A World Health Organization team investigating the origins of the coronavirus pandemic visited two disease control centers on Monday that had an early hand in managing the outbreak in the central Chinese city of Wuhan.
The WHO investigators arrived in Wuhan, the provincial capital, last month to look for clues and have visited hospitals and a seafood market where early cases were detected.
The team on Monday visited both the Hubei Provincial Center for Disease Control and its Wuhan city office, amid tight Chinese controls on access to information about the virus.
China has sought to avoid blame for alleged missteps in its early response to the outbreak, while promoting alternative theories that the virus originated elsewhere and may even have been brought to Wuhan from outside the country.
Following the visit to the provincial center, team member Peter Daszak told reporters it had been a "really good meeting, really important." No other details were given.
The evidence the team assembles will add to what is expected to be a years-long quest for answers. Pinning down an outbreak's animal sources requires massive amounts of research, including taking animal samples, genetic analysis and epidemiological studies.
In Geneva, WHO officials pushed back Monday against suggestions China is being less than forthcoming about how the pandemic started.
At a press briefing, WHO's COVID-19 technical lead Maria Van Kerkhove said the team has plans to visit the Wuhan Institute of Virology, among other sites.
"The more detail you have on the ground, the more questions you have," she said. "The team will follow the information. They will follow the science and continue to ask questions and analyze data." Van Kerkhove said it would be up to team members to decide what other field visits were necessary, although China must approve the mission's ultimate agenda.

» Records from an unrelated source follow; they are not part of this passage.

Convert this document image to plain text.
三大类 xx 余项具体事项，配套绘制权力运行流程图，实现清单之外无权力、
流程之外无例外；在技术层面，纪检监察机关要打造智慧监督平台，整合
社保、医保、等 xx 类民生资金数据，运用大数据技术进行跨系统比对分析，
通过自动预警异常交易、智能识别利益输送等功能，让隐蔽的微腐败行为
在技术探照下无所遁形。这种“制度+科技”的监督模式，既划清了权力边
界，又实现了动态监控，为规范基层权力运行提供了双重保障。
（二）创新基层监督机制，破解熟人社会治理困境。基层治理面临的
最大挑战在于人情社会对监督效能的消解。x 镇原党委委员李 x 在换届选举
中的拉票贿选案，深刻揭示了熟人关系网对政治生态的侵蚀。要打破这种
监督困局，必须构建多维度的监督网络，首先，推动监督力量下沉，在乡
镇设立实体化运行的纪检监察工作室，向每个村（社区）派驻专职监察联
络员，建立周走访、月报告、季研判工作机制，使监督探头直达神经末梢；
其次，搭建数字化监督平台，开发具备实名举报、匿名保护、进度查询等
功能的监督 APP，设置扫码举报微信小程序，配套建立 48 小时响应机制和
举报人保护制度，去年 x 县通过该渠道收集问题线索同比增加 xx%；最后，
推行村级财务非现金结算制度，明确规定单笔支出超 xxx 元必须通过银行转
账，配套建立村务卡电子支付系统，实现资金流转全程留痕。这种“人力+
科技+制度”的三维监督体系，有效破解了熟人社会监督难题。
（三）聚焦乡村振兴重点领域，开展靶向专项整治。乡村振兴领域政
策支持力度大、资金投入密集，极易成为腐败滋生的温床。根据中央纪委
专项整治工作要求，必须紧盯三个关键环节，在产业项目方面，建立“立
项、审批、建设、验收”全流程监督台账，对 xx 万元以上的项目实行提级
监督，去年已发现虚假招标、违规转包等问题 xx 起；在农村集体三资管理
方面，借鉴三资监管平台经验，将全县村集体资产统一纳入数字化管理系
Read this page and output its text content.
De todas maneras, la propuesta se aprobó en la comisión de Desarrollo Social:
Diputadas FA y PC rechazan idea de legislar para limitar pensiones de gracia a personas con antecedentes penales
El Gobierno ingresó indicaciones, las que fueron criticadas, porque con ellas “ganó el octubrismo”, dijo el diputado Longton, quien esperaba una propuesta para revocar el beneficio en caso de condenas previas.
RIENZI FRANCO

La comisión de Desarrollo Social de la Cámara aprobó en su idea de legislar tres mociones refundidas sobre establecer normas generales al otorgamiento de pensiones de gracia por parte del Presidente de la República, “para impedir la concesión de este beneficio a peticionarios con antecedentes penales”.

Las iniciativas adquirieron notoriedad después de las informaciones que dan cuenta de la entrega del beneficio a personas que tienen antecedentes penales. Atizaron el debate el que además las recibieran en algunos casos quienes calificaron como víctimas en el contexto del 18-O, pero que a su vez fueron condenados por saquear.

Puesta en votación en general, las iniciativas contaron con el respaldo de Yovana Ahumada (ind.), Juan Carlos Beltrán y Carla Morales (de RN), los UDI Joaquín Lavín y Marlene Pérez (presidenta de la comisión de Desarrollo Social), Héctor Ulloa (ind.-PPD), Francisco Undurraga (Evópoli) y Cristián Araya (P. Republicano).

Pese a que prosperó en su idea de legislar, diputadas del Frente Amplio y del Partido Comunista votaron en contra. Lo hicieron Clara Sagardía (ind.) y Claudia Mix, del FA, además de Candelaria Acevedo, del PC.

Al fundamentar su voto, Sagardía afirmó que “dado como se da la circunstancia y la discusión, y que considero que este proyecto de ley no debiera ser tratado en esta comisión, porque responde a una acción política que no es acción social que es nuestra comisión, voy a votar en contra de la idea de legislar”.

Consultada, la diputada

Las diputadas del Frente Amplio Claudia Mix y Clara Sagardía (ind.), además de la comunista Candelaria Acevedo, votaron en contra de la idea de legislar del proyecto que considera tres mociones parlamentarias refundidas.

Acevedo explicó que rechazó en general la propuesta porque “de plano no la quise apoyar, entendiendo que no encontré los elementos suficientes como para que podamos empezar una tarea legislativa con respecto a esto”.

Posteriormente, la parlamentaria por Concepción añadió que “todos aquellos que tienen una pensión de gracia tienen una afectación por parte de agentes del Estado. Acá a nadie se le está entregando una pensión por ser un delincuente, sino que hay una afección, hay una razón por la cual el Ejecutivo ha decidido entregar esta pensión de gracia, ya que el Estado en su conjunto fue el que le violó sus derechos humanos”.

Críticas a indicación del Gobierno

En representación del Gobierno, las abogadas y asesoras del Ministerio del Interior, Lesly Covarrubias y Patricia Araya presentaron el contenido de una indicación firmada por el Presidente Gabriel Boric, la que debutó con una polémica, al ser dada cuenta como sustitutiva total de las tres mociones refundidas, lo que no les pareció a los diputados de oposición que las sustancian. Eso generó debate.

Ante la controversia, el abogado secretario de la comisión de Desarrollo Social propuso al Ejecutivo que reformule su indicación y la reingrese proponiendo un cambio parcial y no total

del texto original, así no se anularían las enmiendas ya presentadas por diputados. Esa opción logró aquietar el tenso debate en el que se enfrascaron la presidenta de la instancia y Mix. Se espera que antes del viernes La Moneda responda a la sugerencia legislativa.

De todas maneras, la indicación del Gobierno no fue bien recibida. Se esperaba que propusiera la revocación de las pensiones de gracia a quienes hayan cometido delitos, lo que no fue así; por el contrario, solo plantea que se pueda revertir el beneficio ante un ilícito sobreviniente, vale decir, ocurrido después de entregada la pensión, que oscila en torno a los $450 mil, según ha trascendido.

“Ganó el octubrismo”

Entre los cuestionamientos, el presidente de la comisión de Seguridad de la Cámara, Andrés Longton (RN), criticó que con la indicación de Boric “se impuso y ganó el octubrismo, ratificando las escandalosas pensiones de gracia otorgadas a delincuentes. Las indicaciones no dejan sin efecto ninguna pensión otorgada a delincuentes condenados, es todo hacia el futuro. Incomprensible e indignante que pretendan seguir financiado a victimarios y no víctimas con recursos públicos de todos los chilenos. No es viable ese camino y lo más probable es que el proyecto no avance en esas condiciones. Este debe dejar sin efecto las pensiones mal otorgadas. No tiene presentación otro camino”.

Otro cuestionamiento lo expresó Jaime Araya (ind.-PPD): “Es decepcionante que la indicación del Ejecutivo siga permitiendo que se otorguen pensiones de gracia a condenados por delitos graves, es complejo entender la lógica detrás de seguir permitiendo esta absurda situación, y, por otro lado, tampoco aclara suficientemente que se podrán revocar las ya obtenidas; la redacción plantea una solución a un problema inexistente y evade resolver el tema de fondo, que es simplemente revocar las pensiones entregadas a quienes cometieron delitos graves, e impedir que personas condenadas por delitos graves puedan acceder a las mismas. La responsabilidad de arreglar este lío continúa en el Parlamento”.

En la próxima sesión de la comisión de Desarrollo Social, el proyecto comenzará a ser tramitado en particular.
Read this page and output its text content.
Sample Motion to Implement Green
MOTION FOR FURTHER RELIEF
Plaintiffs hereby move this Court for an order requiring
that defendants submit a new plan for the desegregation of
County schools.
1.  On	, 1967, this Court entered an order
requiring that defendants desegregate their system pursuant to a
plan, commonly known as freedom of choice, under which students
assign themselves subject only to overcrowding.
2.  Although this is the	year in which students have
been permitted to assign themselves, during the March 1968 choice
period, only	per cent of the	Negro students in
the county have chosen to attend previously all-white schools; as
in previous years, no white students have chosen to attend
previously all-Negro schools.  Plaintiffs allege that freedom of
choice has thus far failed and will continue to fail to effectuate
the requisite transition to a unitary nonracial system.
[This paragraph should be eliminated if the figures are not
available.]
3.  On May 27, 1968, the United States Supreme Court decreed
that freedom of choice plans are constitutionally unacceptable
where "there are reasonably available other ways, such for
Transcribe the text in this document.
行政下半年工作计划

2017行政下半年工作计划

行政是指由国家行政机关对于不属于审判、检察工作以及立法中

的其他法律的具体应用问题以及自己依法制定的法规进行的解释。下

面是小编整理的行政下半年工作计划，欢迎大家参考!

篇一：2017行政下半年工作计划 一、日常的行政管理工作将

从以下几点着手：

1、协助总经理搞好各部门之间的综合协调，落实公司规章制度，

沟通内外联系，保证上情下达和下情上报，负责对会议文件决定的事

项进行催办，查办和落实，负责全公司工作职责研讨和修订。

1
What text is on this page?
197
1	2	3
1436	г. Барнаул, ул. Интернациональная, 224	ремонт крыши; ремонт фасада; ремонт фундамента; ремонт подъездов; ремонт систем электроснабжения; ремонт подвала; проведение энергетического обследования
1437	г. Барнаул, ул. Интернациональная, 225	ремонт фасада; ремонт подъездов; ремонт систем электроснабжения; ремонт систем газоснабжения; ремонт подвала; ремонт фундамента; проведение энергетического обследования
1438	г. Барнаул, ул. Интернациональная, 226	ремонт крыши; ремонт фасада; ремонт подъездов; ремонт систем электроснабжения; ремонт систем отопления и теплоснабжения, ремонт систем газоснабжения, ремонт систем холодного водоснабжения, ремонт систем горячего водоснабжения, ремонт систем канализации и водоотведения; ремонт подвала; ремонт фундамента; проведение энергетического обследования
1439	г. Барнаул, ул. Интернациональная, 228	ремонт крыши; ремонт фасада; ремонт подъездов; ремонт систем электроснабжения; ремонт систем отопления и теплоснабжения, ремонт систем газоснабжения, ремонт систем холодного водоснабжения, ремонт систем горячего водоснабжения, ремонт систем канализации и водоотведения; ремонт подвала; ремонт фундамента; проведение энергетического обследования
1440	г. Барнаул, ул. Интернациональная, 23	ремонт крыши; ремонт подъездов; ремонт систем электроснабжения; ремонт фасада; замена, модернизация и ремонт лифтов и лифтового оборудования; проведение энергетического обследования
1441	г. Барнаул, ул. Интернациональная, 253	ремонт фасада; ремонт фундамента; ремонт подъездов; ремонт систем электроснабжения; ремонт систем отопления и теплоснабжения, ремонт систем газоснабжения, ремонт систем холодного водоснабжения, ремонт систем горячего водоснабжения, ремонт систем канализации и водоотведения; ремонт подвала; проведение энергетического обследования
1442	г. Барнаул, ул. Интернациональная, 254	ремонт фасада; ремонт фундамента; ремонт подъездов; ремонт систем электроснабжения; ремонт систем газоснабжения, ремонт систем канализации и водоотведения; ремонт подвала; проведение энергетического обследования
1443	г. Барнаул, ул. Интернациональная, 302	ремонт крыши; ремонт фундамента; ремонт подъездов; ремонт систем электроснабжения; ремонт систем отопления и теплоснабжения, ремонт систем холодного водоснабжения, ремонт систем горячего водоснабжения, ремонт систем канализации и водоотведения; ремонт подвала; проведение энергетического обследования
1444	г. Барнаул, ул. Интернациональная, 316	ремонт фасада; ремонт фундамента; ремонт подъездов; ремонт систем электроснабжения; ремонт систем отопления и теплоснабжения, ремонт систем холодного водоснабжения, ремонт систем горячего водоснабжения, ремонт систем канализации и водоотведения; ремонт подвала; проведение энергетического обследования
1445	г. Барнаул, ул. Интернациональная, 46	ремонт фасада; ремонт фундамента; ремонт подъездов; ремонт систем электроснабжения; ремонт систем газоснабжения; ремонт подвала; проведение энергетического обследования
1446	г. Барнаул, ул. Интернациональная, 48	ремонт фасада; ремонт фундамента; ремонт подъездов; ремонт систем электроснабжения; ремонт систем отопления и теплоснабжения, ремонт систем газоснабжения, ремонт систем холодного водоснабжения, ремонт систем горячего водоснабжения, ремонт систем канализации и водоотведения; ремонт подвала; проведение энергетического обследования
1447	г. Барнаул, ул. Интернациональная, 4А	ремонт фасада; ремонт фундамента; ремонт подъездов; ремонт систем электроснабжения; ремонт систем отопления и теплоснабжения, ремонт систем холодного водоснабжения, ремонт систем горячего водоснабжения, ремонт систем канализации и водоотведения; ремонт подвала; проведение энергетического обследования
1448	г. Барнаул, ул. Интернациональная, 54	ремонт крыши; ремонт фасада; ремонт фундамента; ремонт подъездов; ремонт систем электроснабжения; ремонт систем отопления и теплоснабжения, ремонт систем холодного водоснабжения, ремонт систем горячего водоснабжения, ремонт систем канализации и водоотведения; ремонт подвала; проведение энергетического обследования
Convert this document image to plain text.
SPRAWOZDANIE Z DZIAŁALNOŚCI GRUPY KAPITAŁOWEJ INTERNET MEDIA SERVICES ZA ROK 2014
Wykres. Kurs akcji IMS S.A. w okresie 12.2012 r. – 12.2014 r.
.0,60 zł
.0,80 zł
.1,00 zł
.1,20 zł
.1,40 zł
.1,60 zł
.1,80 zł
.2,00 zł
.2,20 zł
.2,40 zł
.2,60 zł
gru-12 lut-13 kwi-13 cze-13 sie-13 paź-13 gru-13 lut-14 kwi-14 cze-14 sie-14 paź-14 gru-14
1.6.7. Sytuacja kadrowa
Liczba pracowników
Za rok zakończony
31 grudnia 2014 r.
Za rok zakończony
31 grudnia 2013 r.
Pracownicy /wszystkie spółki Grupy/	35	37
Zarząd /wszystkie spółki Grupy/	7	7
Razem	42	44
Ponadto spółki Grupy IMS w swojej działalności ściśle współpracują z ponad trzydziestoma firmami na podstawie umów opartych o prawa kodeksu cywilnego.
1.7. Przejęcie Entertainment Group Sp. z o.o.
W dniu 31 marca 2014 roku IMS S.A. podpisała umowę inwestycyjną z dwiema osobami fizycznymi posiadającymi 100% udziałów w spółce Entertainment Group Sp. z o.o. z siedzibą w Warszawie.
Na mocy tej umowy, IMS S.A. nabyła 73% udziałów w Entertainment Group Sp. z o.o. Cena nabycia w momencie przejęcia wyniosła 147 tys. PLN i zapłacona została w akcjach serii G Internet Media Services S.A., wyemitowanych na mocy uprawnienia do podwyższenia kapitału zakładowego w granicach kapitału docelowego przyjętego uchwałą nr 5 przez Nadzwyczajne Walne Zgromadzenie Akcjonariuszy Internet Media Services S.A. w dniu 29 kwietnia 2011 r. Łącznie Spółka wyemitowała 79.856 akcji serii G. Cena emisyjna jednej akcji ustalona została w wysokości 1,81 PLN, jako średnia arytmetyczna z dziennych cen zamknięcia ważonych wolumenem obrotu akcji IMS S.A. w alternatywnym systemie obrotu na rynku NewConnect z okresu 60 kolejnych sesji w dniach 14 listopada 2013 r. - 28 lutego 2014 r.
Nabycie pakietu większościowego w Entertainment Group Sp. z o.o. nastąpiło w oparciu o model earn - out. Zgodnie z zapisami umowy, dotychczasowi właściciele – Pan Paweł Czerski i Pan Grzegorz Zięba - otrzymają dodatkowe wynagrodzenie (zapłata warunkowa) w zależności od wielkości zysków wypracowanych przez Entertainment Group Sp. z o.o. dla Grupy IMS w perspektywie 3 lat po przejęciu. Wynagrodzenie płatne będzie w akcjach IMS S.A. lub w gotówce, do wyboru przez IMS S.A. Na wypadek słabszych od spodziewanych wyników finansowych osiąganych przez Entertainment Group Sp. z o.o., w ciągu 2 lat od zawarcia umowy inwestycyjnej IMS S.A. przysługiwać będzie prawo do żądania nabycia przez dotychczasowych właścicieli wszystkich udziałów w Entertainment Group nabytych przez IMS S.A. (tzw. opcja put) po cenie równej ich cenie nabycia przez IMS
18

Dr. Michael Ryan, WHO's emergencies chief, said WHO was continuing to ask for more data and said anyone with information about how the pandemic started should share it with the organization.
"We are in the field with experts from 10 countries looking to find the answers. If you have the answers, if you think you have some answers, please let us know," he said. He dismissed critics who said any report from the mission would be incomplete and said the team "deserves the support of the international community."
China has largely curbed domestic transmission through strict testing and contact tracing. Mask wearing in public is observed almost universally and lockdowns are routinely imposed on communities and even entire cities where cases are detected. The latest outbreaks have been mostly in the frigid northeast, with 33 new cases reported nationally Monday in three provinces.
Despite that, China recorded more than 2,000 new domestic cases of COVID-19 in January, the highest monthly total since the final phase of the initial outbreak in Wuhan last March. Two people died of the disease in January, the first reported COVID-19 deaths in China in several months.
Schools have gone online and travel has been drastically cut during this month's Lunar New Year holiday, with the government offering incentives for people to stay put during the most important time for family gatherings across the vast nation.